Abstract: Building the Next Generation Digital Learning Environment (NGDLE)

The concept of a Learning Management System is nearly 20 years old. For the most part, modern-day Learning Management Systems are simply well-developed versions of those first learning systems developed at universities and commercialized through companies like Blackboard, WebCT, and Angel. Since the early LMS systems were developed for a single organization and developed as a single application, it was natural for them to keep adding more functionality to that single application. Each vendor added proprietary formal expansion points to their LMS systems like Building Blocks and PowerLinks. The concept of a single expansion point across multiple LMS systems was proposed by the Sakai project in 2004. The idea evolved over the next few years to become the IMS Learning Tools Interoperability Specification (LTI) released in 2010. LTI provided a basic expansion point across the whole LMS marketplace.
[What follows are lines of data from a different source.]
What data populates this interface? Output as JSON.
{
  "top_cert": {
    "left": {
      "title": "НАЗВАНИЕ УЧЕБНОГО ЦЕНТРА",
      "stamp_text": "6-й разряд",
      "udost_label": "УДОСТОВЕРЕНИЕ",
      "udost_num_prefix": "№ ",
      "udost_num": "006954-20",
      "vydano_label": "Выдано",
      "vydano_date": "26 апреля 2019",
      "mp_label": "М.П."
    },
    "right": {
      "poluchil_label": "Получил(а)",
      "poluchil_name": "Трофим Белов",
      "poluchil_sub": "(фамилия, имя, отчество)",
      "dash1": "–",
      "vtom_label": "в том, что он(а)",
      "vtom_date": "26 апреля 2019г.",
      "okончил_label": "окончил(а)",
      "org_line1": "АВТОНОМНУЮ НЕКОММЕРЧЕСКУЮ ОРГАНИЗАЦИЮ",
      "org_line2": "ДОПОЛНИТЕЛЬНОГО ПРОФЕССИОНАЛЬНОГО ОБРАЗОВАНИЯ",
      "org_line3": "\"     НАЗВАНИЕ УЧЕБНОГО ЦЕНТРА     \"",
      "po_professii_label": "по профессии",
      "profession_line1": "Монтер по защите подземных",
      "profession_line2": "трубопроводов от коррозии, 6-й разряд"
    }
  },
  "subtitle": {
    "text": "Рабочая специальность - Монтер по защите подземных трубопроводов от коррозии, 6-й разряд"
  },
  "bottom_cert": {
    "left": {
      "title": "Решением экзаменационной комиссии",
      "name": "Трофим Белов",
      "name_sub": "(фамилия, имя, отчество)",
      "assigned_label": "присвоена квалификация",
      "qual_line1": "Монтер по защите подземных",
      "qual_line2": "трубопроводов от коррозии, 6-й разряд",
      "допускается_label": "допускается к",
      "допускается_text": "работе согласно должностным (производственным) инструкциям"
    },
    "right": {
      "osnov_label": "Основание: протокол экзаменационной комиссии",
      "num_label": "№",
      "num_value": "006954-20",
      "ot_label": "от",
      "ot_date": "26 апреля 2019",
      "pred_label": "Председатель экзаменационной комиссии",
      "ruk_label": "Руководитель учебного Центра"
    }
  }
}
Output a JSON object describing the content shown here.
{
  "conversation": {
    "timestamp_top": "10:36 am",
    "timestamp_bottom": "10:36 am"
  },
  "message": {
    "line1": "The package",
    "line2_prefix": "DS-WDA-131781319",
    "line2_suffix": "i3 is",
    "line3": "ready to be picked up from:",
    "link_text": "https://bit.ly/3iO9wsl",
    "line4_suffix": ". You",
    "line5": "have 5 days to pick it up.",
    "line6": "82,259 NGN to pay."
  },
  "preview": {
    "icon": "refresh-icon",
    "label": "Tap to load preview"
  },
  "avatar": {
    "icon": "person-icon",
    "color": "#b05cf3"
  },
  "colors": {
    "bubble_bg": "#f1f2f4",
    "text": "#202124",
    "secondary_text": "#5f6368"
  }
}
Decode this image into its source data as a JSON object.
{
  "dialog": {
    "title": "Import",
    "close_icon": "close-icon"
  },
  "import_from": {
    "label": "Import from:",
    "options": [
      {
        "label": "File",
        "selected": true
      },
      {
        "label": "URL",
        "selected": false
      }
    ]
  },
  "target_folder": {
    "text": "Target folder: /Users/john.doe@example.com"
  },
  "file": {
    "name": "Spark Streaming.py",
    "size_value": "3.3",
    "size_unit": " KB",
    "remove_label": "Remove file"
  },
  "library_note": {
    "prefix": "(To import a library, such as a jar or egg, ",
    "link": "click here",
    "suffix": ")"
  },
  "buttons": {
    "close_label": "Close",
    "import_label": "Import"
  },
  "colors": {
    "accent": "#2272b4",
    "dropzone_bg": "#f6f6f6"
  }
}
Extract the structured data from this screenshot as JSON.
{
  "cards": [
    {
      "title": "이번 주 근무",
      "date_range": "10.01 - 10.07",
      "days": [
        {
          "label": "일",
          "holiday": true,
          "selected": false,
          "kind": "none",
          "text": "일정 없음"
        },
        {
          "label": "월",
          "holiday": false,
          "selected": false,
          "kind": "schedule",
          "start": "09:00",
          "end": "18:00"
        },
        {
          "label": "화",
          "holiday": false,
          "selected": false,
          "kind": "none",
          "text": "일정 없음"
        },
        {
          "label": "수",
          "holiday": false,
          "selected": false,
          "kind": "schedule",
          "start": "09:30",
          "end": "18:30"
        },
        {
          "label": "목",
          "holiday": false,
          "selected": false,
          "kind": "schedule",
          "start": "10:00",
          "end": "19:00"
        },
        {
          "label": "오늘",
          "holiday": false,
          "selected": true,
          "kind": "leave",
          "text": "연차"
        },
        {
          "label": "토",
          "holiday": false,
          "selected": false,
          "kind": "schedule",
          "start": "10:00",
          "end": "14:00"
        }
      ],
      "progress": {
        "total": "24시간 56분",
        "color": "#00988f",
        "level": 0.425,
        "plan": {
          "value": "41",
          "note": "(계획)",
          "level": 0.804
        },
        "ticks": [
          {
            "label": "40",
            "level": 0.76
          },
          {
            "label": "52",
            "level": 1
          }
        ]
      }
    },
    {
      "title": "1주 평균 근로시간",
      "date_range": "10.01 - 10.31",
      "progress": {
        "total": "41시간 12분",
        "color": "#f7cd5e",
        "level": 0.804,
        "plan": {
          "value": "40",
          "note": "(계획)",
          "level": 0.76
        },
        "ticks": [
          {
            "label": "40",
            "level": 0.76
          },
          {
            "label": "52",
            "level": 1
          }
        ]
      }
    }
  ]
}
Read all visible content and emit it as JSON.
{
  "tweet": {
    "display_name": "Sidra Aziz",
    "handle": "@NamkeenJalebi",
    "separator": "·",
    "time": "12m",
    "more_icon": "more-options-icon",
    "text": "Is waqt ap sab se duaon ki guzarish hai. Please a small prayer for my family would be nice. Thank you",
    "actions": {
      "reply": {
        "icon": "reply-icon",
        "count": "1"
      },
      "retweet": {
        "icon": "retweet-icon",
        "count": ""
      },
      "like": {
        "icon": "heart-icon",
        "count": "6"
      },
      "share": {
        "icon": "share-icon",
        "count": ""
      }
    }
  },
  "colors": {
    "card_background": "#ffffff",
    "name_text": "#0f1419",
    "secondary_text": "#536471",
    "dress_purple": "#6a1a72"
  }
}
LTI greatly expanded the number of applications that could be integrated into an LMS – but those integrations were naturally limited because of the simplicity of the early versions of LTI. In this talk we will look at the standards activities over the past six years that have been laying the groundwork to move from simple plug-in integrations to an open multi-vendor learning ecosystem where the LMS is just one part of that ecosystem. Many are now calling the concept of the new structure of a broad and interoperable market for educational software as the Next Generation Digital Learning Environment (NGDLE). We will look at the work that has been done and an outline of what is left to do to deliver an open learning ecosystem.